Somewhat structured, but also often unplanned. Sometimes I create a three-week dinner meal plan to follow when I know we’re going to be extra busy. We generally enjoy the same few meals for breakfast and lunch, but incorporate variety for dinner. We do a lot of bulk cooking so that there are always cooked veggies in the fridge to add to meals, and there are frozen meals for days we don’t want to cook. I try to keep the fridge, freezer and pantry stocked with healthy ingredients so I can always put something nutritious together.

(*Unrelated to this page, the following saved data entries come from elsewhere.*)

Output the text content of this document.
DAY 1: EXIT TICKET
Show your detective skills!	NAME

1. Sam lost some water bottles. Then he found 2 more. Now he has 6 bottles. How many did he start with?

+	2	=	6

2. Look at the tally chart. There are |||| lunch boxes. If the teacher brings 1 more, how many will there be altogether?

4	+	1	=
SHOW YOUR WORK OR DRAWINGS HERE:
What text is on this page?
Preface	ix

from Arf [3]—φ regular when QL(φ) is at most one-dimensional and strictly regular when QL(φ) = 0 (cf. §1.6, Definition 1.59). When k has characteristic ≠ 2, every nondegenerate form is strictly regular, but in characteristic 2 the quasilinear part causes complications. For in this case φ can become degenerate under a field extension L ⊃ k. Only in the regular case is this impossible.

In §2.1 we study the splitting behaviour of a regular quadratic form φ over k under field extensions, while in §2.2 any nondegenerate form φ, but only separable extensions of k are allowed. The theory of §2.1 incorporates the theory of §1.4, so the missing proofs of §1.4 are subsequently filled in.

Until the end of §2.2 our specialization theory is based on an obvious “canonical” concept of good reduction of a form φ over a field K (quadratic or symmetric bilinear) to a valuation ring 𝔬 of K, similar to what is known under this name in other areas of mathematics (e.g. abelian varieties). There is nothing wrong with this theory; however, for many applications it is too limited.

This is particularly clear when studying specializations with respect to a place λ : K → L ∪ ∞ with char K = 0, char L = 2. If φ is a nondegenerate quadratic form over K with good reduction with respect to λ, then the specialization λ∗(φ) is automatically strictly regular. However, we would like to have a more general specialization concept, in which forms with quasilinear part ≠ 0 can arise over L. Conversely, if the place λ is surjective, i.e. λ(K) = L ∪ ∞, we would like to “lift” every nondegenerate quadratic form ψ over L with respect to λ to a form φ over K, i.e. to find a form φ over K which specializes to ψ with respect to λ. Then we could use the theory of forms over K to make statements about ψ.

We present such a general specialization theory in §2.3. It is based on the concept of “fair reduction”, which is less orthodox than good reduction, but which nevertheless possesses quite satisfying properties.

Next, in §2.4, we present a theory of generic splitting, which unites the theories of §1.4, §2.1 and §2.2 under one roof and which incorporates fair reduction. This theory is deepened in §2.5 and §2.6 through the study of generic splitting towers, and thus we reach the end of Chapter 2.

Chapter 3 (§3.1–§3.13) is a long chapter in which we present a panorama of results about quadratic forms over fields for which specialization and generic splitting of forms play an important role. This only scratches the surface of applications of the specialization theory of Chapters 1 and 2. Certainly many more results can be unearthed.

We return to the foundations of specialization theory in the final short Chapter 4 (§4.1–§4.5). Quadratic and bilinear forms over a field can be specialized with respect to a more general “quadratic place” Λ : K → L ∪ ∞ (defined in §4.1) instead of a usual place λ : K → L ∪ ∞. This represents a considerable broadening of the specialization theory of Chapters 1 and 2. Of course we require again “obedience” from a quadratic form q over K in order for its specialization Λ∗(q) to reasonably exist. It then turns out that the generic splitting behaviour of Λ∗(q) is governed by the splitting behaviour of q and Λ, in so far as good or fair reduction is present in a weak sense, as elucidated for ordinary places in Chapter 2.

I like cooking, so I can usually whip things up without having to think too much — and that becomes easier with practise.
If you could share one piece of nutritional advice with all Australians, what would it be?
Learn to cook with and enjoy real, unprocessed foods, from all the plant food groups: fruits, vegetables, legumes, wholegrains, nuts, seeds, herbs, and spices. There are endless opportunities to learn to cook these days — from in-person cooking classes, to online courses or YouTube videos … Cooking nutritious foods is one of the best things you can do for yourself!